Correlations Between Experimentally-Determined Melting Temperatures and GC-Content for Short DNA Strands

Page: [296 - 302] Pages: 7

  • * (Excluding Mailing and Handling)

Abstract

Background: The hybridization stability of single and double stranded DNA sequences has been studied extensively and its impact on bio-computing, bio-sensing and bio-quantification technologies such as microarrays, Real-time PCR and DNA sequencing is significant. In many bioinformatics applications DNA duplex hybridization is traditionally estimated using GC-content and melting temperature calculations based on the sequence base composition.

Objective: In this study we explore the equivalence of the two approaches when estimating DNA sequence hybridization and we show that GC-content is a far from perfect predictor of DNA strand hybridization strength compared to experimentally-determined melting temperatures.

Method: To test the assumption that DNA GC-content is a good indicator of its melting temperature, we formulate a research hypothesis and we apply the Pearson product-moment correlation statistical model to measure the strength of a linear association between the GC-content and melting temperatures.

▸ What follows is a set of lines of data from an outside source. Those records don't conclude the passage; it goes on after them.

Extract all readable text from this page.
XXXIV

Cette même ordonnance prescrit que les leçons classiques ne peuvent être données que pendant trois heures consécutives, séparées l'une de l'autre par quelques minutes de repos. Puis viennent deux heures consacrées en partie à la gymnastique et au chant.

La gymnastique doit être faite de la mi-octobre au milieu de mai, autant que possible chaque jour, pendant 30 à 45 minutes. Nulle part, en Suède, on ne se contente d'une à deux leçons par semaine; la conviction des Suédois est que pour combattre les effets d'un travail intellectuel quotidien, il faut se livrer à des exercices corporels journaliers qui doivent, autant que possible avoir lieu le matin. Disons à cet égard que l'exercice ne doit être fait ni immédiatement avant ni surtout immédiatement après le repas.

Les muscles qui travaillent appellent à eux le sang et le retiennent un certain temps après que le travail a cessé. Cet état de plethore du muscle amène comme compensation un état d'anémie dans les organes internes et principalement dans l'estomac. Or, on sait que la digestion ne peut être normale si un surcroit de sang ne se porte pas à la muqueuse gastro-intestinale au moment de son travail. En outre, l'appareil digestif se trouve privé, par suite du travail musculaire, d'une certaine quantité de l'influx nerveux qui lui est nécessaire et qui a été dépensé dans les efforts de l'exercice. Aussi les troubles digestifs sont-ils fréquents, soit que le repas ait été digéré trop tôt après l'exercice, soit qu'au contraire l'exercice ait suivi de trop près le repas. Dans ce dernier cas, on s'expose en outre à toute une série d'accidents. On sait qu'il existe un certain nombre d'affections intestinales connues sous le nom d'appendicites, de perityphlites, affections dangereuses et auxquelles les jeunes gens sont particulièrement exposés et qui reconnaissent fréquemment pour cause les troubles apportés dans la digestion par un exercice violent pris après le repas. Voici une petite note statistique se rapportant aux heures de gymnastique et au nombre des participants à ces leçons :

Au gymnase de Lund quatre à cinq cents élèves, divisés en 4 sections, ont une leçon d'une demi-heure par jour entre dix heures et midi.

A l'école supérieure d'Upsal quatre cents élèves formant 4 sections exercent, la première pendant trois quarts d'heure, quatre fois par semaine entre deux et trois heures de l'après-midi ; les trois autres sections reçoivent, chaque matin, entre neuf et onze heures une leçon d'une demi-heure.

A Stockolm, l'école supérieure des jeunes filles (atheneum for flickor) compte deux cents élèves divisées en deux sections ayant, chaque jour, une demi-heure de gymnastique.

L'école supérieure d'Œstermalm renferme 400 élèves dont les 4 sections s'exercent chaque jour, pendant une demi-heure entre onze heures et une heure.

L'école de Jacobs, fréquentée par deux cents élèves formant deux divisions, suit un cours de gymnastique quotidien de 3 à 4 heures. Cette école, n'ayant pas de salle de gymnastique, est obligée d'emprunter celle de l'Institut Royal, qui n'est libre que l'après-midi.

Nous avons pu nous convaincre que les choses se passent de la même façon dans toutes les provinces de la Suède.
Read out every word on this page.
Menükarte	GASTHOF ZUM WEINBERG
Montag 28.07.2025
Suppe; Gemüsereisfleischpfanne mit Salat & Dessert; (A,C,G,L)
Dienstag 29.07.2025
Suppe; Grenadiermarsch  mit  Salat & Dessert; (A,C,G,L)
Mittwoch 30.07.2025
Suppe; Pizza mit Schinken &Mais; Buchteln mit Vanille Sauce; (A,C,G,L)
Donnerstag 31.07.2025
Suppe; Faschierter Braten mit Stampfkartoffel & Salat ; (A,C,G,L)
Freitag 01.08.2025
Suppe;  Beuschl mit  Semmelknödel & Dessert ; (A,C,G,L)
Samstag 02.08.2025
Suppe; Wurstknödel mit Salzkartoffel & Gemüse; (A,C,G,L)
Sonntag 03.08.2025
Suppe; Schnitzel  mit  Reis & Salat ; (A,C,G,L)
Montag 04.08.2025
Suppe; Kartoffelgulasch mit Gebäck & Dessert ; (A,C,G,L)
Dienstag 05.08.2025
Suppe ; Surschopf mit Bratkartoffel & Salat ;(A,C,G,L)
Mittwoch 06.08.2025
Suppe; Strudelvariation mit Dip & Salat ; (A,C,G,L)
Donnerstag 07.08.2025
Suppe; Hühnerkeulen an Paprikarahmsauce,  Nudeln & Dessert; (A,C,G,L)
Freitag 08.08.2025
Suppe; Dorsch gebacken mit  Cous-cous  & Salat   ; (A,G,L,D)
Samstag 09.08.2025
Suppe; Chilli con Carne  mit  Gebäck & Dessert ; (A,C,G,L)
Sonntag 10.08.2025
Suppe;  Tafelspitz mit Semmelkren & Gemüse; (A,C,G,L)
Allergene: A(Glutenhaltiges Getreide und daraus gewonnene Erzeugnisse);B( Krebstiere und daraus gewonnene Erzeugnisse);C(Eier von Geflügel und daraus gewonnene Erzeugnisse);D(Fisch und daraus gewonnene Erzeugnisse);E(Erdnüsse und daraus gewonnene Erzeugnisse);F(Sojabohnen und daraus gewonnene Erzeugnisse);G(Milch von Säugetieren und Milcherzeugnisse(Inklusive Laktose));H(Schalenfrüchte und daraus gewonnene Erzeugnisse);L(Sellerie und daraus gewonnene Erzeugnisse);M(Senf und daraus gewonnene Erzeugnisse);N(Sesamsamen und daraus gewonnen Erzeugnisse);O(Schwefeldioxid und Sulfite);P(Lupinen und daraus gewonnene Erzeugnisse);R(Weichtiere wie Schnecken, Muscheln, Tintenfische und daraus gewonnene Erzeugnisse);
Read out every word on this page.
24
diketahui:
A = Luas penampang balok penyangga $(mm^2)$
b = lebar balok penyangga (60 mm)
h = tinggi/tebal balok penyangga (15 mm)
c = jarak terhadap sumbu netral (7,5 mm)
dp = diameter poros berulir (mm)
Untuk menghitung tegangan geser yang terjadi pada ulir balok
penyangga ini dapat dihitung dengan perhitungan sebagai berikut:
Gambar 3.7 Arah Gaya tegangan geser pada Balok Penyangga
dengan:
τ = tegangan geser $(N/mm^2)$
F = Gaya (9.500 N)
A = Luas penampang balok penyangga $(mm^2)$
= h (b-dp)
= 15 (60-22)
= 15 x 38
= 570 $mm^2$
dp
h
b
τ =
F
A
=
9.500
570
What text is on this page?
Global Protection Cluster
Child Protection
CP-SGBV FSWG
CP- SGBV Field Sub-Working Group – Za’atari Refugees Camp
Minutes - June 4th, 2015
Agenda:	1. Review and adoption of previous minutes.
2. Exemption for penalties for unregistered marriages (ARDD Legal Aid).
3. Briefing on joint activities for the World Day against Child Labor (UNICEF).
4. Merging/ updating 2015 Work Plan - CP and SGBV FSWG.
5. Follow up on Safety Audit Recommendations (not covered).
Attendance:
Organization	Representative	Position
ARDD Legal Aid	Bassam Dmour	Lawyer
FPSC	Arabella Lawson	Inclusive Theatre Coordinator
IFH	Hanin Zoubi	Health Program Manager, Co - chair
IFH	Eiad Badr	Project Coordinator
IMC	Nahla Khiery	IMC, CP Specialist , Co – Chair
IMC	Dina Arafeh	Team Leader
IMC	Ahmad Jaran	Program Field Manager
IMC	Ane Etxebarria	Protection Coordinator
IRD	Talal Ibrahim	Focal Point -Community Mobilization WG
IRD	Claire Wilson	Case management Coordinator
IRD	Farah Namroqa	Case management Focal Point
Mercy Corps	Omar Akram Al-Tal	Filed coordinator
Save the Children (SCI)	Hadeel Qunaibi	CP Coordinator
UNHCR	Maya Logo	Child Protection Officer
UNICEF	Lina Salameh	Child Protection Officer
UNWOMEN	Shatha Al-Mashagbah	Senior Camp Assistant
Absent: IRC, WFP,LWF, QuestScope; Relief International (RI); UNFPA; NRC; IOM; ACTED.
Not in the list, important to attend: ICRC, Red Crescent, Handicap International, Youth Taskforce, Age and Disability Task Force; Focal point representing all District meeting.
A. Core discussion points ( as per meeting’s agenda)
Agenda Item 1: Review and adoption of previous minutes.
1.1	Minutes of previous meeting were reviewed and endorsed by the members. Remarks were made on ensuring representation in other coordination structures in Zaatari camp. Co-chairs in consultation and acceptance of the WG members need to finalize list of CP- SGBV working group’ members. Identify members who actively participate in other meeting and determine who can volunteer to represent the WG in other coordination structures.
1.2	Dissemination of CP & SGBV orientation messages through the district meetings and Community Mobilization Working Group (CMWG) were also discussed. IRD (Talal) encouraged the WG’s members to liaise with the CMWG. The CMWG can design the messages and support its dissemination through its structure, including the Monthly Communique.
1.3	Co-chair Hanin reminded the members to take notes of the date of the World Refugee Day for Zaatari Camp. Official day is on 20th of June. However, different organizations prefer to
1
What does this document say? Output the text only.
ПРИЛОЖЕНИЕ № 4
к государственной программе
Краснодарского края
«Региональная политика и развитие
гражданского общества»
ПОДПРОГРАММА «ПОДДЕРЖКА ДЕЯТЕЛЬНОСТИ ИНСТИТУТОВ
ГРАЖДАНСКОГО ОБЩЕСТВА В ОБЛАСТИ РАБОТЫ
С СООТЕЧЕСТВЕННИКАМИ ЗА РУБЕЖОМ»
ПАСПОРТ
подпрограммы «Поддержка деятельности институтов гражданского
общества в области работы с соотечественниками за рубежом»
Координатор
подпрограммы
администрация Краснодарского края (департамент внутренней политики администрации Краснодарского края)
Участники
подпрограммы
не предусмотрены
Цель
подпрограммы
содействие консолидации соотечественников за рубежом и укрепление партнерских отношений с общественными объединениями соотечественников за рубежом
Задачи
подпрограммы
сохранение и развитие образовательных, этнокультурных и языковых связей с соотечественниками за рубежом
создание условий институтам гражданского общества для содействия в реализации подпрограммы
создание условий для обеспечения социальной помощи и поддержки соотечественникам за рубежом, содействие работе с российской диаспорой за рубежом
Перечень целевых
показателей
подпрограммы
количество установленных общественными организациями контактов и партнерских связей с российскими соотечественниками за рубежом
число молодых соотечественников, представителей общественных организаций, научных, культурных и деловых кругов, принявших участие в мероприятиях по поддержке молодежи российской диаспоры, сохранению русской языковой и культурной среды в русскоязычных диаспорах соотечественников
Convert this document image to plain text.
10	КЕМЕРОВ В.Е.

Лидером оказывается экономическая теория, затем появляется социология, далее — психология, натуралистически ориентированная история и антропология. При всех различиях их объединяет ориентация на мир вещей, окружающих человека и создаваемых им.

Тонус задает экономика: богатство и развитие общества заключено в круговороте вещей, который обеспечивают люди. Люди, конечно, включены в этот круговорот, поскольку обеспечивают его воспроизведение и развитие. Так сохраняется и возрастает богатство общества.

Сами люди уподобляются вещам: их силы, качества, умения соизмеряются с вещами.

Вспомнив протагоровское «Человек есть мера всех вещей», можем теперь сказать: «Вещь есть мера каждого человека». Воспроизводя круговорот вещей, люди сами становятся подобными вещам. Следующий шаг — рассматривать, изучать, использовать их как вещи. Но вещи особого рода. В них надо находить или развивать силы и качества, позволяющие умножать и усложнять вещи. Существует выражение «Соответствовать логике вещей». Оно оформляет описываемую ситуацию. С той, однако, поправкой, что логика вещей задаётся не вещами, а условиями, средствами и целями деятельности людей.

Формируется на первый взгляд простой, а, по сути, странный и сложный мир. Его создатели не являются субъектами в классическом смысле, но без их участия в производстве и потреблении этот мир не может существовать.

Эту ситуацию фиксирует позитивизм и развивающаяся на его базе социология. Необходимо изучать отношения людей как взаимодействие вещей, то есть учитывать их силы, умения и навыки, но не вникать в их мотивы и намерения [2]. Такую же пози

Results: We built a manually curated set of 373 experimental data points collected from 21 publications, each point representing a DNA strand with length between 4 and 35 nucleotides and its corresponding experimentally determined melting temperature measured under specific sequence and salt concentrations. For each data point we calculated the corresponding GC-content and we separated the set into 12 subsets to minimize the variability of experimental conditions.

Conclusion: Based on calculated Pearson product-moment correlation coefficients we conclude that GC-content only seldom correlates well with experimentally determined melting temperatures and thus it is not a strictly necessary constraint when used to control the uniformity of DNA strands.

Keywords: DNA sequence, GC-content, hybridization, melting temperature, oligonucleotides, Pearson correlation.